Walk This Way

I am coming to the end of a month long stay in Victoria, an escape from the lingering mountains of snow in my hometown of Revelstoke and an opportunity to spend time with my 97-year-old mom. After a lovely lunch with an old teaching friend and mentor, I then walked with her the 10 blocks to where she had parked her car downtown. It was a gorgeous day, cool and breezy by the water, with blossoms out on the ornamental plum trees, and riots of tulips everywhere. On my way back to my hotel, a man walked up beside me while I waited for the traffic light to change.

I want to know what song is playing in your head, he said.

I must have looked confused.

You have been walking along with your arms going, your shoulders grooving..., he explained. Must be a great song.

I laughed.

No song, I said. Parkinson’s Disease. But thanks for thinking it’s music that makes me walk this way.

He smiled, a little embarrassed, but not too, I hope.

I am so appreciative of any time I get to laugh because of the Parkinson’s.

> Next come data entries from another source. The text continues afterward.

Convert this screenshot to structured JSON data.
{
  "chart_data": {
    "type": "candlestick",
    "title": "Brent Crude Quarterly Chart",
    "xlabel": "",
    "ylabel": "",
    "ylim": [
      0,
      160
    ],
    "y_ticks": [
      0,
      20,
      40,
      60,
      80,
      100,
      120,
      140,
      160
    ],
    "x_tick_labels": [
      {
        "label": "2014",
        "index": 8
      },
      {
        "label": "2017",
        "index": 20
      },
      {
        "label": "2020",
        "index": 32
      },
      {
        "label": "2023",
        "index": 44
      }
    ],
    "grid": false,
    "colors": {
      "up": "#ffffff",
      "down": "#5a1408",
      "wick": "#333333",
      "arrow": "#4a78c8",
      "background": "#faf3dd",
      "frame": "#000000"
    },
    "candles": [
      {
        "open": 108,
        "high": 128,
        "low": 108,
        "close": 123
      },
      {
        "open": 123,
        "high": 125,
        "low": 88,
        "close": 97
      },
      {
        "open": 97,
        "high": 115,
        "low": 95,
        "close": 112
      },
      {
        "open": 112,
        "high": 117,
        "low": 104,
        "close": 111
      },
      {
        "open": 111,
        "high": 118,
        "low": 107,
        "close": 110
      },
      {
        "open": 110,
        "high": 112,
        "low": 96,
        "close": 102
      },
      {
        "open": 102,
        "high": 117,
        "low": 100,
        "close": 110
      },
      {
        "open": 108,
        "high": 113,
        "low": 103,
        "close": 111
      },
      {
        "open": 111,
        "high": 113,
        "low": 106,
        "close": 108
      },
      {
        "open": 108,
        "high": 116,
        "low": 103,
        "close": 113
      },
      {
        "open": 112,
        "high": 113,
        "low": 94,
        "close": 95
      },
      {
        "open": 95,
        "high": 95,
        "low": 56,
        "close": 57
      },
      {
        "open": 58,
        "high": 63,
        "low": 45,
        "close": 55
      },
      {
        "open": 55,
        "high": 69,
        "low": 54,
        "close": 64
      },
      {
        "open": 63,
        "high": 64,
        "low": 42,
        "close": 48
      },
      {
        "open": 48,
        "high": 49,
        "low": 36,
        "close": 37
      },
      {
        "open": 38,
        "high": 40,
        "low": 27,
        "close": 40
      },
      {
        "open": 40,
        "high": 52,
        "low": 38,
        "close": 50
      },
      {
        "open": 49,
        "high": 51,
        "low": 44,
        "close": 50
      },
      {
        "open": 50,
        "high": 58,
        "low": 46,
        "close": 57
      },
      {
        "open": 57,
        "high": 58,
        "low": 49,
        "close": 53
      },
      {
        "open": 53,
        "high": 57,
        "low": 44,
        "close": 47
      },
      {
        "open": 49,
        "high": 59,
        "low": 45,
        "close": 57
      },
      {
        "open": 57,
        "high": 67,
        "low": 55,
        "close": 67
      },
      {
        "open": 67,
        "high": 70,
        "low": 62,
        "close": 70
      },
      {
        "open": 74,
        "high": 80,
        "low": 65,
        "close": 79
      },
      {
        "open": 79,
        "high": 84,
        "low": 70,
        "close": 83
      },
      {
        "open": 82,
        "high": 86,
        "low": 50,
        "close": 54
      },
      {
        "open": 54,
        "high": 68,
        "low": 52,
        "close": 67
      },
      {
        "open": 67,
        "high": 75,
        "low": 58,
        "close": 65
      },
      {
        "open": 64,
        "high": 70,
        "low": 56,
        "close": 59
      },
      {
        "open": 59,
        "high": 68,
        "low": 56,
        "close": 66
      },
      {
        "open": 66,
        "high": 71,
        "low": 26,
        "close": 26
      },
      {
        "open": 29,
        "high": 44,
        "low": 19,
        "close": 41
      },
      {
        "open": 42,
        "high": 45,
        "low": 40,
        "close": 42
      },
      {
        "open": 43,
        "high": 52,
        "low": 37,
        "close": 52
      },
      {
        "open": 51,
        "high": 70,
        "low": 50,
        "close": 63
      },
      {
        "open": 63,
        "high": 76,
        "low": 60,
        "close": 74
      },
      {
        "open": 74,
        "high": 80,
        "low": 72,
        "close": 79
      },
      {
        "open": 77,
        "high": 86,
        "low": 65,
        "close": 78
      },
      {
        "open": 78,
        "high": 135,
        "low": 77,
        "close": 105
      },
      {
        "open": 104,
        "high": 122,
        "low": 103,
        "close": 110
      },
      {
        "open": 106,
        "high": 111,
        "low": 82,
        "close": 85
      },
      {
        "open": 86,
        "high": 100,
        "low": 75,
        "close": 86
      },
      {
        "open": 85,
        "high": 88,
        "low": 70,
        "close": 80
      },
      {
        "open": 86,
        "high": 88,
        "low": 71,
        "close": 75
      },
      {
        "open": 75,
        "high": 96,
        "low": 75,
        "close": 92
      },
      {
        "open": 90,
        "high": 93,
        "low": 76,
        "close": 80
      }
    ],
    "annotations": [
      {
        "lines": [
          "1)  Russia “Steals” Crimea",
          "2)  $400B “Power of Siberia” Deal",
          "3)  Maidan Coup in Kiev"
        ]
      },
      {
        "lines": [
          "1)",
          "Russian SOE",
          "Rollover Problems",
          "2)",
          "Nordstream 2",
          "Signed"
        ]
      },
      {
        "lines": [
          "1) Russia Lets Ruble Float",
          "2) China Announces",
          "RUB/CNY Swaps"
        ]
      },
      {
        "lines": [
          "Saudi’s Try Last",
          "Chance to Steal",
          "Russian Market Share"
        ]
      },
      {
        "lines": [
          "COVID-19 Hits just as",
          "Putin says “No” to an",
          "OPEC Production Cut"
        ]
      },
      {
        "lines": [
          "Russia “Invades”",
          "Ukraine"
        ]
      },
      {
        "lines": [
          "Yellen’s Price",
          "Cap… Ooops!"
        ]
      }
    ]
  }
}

For the first few years, I told myself no one could tell, that I wasn’t obviously “parkie”. Yes, well, you know there is no way I can say that now. It has been hard work and oh, so humbling to come to terms with being visibly one of the PD tribe but I think I am at a place of being okay with it, most days, most of the time. It’s all about how you frame it. And I am delighted by the thought that it looks like I am walk/dancing ... that I am happy. Because I am, most days, most of the time.

So, to the guy at the stop light, thank you for your gift. Thank you for a new way to frame this little piece of the journey. I am going to love walking with a song in my head. Most days. Most of the time.